The designers are given challenging prompts, otherwise known as "innovation sprints" that are real-life problems the world is facing today. The impetus behind the methodology is to bring creatives together from entirely different cultural backgrounds to collaborate in problem solving, develop innovative ideas, and ultimately bringing about change. But their solutions have been so spot-on that the program, which is part of the entrepreneurial curriculum at Cornell Tech, has recently garnered legitimate clients looking to tap into the new and next.
Most recently, the Sourasky Medical Center (SMC) and the World Health Organization combined forces with MindState to solve major issues affecting the medical community. Over 100 students from the Technion and Cornell Tech, designers from the start-up community, and healthcare professionals, generated 13 innovative ideas when they were presented with challenges addressing medical, healthcare and hospital issues such as data, on-boarding of patients, emergency preparedness, empowering care, and more – all to solve within a 24 hour period.
Ten judges with expertise across the startup and medical fields chose a winning project to be developed and implemented in partnership with the Sourasky Medical Center. The ideation sprint MindState conducted in health tech was called ‘Time to Care’ at Ichilov (Tel Aviv Sourasky Medical Center), in which students were prompted to help imagine and attempt to influence a better patient experience. Participants were invited to consider how the use of data, technology, design and business strategy could be used to create and communicate positive and constructive outcomes. Together with Ichilov, the World Health Organization (WHO) and MindState, developed a variety of ideas to encourage the teams to explore the future of health care.
The winning project of the sprint and competition was called Enroute, designed to address the inefficient and often overlooked challenge of patient transportation and movement within hospitals. With over 1,400 patients being moved daily at SMC and an average transfer time of 36 minutes, enhancing this process could save the hospital high costs and benefit patients by reducing waiting time. Enroute is an amalgamation of services like Waze and VIA combined with a dedicated GPS tracker. “Ultimately, this would turn the transport operation from behaving like a 1970’s taxi service to a 21st Century simplified and tech-focused interface,” explains one of the team participants.
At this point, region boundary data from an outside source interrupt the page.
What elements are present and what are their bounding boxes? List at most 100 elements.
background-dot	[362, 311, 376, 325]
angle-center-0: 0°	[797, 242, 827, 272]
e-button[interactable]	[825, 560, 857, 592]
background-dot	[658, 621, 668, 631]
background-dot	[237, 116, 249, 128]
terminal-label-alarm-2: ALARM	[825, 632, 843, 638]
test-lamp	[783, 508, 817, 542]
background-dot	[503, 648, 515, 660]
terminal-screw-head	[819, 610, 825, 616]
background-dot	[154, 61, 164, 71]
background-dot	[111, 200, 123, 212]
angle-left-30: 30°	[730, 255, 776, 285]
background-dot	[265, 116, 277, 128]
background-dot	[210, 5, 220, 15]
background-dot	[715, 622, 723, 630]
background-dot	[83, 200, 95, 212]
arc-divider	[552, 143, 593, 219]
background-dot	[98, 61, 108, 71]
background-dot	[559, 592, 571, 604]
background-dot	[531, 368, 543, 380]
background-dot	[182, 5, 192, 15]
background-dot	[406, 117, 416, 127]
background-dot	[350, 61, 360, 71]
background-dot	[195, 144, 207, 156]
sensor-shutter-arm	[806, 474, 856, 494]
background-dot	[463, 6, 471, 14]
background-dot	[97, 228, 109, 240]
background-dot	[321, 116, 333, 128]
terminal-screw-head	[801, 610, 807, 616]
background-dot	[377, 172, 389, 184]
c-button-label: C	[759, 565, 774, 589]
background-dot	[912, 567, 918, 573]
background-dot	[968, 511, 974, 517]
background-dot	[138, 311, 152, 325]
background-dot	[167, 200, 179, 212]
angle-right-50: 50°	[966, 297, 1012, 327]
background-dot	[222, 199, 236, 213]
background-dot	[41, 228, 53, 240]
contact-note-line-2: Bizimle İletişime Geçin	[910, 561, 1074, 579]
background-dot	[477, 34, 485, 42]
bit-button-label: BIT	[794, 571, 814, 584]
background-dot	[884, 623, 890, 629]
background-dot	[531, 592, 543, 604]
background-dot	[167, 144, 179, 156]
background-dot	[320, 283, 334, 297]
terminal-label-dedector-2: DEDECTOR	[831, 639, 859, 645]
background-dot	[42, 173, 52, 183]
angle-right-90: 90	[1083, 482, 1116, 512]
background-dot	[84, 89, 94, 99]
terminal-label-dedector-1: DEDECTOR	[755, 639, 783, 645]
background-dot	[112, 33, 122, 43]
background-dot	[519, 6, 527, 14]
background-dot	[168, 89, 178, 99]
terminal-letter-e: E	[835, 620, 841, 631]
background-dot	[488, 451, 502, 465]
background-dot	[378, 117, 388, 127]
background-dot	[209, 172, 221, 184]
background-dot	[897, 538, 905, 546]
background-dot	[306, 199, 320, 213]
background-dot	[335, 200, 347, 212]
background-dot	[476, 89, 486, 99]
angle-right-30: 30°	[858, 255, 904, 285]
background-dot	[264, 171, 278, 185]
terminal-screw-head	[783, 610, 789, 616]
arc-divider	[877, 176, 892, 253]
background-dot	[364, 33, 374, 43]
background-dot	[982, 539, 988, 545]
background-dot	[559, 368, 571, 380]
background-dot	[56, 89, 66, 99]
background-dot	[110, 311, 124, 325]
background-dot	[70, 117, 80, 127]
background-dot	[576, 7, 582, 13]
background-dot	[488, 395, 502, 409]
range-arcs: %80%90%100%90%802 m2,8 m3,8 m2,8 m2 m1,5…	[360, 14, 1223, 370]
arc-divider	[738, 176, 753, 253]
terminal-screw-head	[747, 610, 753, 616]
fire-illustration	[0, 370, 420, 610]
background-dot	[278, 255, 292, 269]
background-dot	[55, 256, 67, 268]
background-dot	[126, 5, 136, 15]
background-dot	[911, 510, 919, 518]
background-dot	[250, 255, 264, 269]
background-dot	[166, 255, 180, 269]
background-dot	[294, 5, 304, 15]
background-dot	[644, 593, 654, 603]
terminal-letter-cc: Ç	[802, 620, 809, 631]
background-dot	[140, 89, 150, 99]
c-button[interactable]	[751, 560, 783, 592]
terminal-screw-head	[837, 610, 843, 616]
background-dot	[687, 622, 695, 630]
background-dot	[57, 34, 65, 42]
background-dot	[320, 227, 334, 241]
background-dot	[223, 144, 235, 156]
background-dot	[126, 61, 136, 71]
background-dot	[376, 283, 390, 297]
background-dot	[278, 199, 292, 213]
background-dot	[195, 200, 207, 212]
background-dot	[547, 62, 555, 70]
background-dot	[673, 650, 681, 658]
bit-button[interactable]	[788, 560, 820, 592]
MindState brings together individuals from backgrounds in design, engineering, and business with the ambition and intention that such a diversity of talent and thought breeds the most innovative, interesting ideas. “We plan to expand our program to more schools and businesses across the globe, ultimately addressing problems that are overlooked or deemed too challenging to fix,” says Henk van Assen, Co-Director of MindState. The Enroute team will continue to develop their project at the Cornell Tech Innovation Hub on Roosevelt Island, in New York City.
In conjunction with the WHO, the competition also included a challenge seeking to solve problems regarding the global medical treatment of refugees. As refugees around the globe arrive at points of entry and relocation camps seeking medical treatment, how can the World Health Organization provide adequate medical services without an in-depth vaccination and medical history of the patient?
ESHE, the second winning team, came up with a dedicated application interface that would seamlessly allow each respective refugee to concisely and securely store their medical information in the cloud. Upon arrival at various WHO sites around the globe, they will be provided the opportunity to create a “health card” on the premises. The staff at the clinic will assist in including all of the relevant medical information, with respect to each individual's language, cultural, and religious needs. In addition, the universal technology will assist the World Health Organization in creating a global database of health data that can address urgent medical research and trends. This “health card” will be accessible in multiple languages and secured through encryption, and protected through biometric fingerprinting, will be available anywhere at any time. Such a service will improve the quality of care for refugees and sustain overall global efforts in ensuring safety and security for vulnerable individuals. Lastly, it will elevate the uniformity of access to treatment and diminish the gap of inequality in medical care.
“MindState is a clear example of the power of ideation when it is used to solve real world problems in a setting that stimulates the practical application of academic knowledge," says Tamar Many, co-Director.